Cuando llegó la mañana, me levanté con más entusiasmo del habitual. No porque fuera mi día libre, sino porque estaba ansiosa por ver la cara de Valentín.
O, mejor dicho, su nueva decoración facial, cortesía del turista con el que discutió anoche.
En mi mente lo imaginaba como una pintura cubista: un ojo amoratado, el labio partido y una mueca de furia que, extrañamente, me producía un placer casi pecaminoso. Dio mio, qué oscuro puede ser el corazón de una mujer a la que le interrumpen sus sagradas horas de sueño.
Así que, con mi mejor actitud matutina —léase: Coca-Cola en mano y moño despeinado, pero con intención estética—, me asomé al balcón.
Pero nada.
Sin importar el ruido que hice, Valentín no se asomó.
Ni un alma moviéndose detrás del ventanal, ni un chirrido de puerta, ni siquiera la sombra de su ego deambulando por ahí. Solo silencio.
Va bene… ¿Dónde estás, idiota arrogante? —pensé, mientras le daba un sorbo a mi Coca-Cola.
Ni siquiera el truco infalible funcionó: puse a Greta a ladrar como perra desquiciada. Y Greta, que normalmente podría hacer saltar a un muerto de la cama con su energía loca, tampoco logró sacarlo de su escondite.
Fruncí el ceño. Algo no estaba bien.
No es que estuviera preocupada, ¿eh? Por favor. ¿Yo, preocuparme por Valentín? Ma figurati. Ridículo.
Pero, aun así, había algo raro.
Y, contra todo pronóstico, me encontré bajando a la veterinaria y rebuscando en los estantes hasta dar con el botiquín de primeros auxilios.
—Ugh, qué estúpida soy —murmuré mientras lo tomaba con una mano firme.

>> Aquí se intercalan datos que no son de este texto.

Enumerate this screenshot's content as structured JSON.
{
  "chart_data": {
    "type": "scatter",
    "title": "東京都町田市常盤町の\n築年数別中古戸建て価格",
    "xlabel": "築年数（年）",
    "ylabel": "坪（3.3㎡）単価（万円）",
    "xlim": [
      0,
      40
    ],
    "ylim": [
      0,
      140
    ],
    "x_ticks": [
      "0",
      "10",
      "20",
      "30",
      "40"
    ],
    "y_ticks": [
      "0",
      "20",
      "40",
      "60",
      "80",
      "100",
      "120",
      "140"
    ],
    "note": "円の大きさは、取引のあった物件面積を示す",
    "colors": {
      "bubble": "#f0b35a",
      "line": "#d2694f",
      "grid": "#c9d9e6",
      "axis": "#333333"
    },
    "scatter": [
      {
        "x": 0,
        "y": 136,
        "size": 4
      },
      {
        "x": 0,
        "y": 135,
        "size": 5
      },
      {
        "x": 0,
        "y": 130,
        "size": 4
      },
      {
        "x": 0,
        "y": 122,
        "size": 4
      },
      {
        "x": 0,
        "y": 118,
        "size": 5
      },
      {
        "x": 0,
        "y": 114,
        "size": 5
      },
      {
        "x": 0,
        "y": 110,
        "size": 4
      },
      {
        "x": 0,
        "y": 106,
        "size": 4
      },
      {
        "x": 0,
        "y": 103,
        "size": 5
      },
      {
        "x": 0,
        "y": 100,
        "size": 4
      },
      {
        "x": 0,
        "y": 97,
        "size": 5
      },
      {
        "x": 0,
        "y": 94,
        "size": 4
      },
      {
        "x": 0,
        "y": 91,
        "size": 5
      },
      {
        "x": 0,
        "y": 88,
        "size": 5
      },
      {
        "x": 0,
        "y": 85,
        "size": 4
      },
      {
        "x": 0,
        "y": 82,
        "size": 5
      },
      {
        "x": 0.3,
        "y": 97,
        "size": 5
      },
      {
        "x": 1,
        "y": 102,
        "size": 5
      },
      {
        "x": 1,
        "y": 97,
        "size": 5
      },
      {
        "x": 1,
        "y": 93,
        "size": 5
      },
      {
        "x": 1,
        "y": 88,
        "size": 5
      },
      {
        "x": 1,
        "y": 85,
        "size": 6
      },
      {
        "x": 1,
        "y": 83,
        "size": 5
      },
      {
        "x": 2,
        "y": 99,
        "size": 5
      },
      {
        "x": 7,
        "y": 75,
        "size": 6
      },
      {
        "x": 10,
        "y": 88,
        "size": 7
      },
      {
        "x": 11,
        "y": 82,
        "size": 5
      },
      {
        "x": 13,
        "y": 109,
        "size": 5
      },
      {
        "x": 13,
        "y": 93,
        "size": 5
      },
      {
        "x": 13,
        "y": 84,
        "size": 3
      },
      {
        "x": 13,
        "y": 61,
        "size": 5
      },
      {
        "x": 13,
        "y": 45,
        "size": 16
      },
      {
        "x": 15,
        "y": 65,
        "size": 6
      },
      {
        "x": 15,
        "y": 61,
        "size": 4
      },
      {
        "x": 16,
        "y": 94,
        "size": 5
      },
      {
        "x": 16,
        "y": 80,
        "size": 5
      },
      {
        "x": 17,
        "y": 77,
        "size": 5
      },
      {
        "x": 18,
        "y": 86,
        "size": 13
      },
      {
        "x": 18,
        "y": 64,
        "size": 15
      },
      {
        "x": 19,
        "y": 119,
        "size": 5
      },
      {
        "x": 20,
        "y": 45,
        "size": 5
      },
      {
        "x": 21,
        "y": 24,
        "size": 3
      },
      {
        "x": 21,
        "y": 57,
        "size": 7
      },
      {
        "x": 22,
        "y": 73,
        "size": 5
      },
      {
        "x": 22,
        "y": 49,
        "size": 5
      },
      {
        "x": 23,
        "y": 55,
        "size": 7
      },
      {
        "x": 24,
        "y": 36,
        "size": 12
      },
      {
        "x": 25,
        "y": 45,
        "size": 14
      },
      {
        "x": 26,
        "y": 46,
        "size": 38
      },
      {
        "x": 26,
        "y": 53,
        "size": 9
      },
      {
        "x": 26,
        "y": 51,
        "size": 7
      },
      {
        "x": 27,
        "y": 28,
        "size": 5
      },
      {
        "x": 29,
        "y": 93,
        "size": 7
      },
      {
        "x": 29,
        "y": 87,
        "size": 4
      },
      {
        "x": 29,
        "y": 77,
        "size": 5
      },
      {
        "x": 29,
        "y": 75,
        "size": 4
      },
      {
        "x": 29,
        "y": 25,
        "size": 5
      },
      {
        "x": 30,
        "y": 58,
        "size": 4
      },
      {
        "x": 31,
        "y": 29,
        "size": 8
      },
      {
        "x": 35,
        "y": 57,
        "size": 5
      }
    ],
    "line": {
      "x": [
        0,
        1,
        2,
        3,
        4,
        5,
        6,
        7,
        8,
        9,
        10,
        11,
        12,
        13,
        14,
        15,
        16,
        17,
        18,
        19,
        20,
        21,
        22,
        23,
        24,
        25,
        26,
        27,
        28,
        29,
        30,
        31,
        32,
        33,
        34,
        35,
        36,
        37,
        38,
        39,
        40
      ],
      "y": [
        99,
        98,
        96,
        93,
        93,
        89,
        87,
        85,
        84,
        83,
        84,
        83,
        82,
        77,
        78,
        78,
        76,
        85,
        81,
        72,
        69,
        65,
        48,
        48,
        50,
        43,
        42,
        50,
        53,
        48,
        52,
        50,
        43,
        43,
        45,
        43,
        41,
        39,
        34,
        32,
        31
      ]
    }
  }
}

Porque claro, ¿qué hace una mujer racional cuando cree que su némesis puede estar malherido?
Se olvida del orgullo y va a por el botiquín como si fuera Florence Nightingale en versión mediterránea.
Con paso decidido, crucé la calle y me planté frente a la puerta del bar, esa misma que tantas veces había prometido no volver a cruzar.
Decidí enfrentarme a la incómoda tarea de verificar si seguía vivo o si el turista le había dado una paliza tan épica que lo dejó parapléjico, y por eso el condenado no daba señales de vida.
Toqué tres veces.
Nada.
Toqué cinco veces más.
Silencio.
—Valentín… —murmuré, apenas un susurro, como si su nombre me quemara en los labios.
A veces, odiar a alguien puede ser lo más entretenido del mundo... y también lo más peligroso.
Con una sonrisa perversa, recogí un puñado de piedras de la meseta de las plantas junto a la veterinaria y volví a mi balcón.
Una por una, comencé a lanzarlas contra su ventana.
Tac.
Tac.
Tac-tac.
Nada.
Mi paciencia, que ya de por sí venía con fecha de caducidad, se evaporaba más rápido que un café en una mañana de invierno.
—¡VALENTÍN! —grité con toda la fuerza de mis pulmones, canalizando a Tarzán y a una madre italiana furiosa—. ¡O sales o empiezo a tirar cosas más grandes, te lo juro por la Virgen de Monterosso!
El resultado fue inmediato.
La ventana se abrió de golpe con un estruendo que hizo que Greta, desde el sillón, ladrara una vez como para poner su sello oficial al drama.
Valentín apareció con cara de querer asesinarme, con el pelo revuelto, la cara hinchada, el ojo morado en glorioso tecnicolor y el labio superior inflamado.
Podría —debería— haber sentido compasión. Un poco de lástima, quizá.
Pero no.
Lo único que sentí fueron unas ganas terribles de reírme.
—Calista, en serio… —Gruñó, frotándose la sien, como si el simple hecho de verme le diera dolor de cabeza—. Hoy no estoy de humor para pelear contigo.
—¿Quién dijo que quiero pelear? —levanté el botiquín como si fuera una bandera blanca—. ¿Vas a abrirme o tengo que treparme a la ventana como Romeo?
Al final, después de unos segundos en los que claramente luchaba entre su instinto asesino y el de caballero herido, suspiró hondo, desapareció de la ventana y luego lo vi abrir la puerta del bar.
Al entrar, me recibió un aroma denso: una mezcla de alcohol, madrugada y derrota.
El lugar era un desastre absoluto. Botellas vacías por todas partes, vasos mal apilados, basura en las esquinas… y ese olor a resaca que te da jaqueca con solo inhalar.
Dejé el botiquín sobre una mesa, me senté y señalé la silla vacía frente a mí.
—Siéntate. Y deja de mirarme como si te fuera a envenenar.
Su mirada era puro recelo.
Parecía debatirse internamente entre obedecerme o echarme del bar a patadas.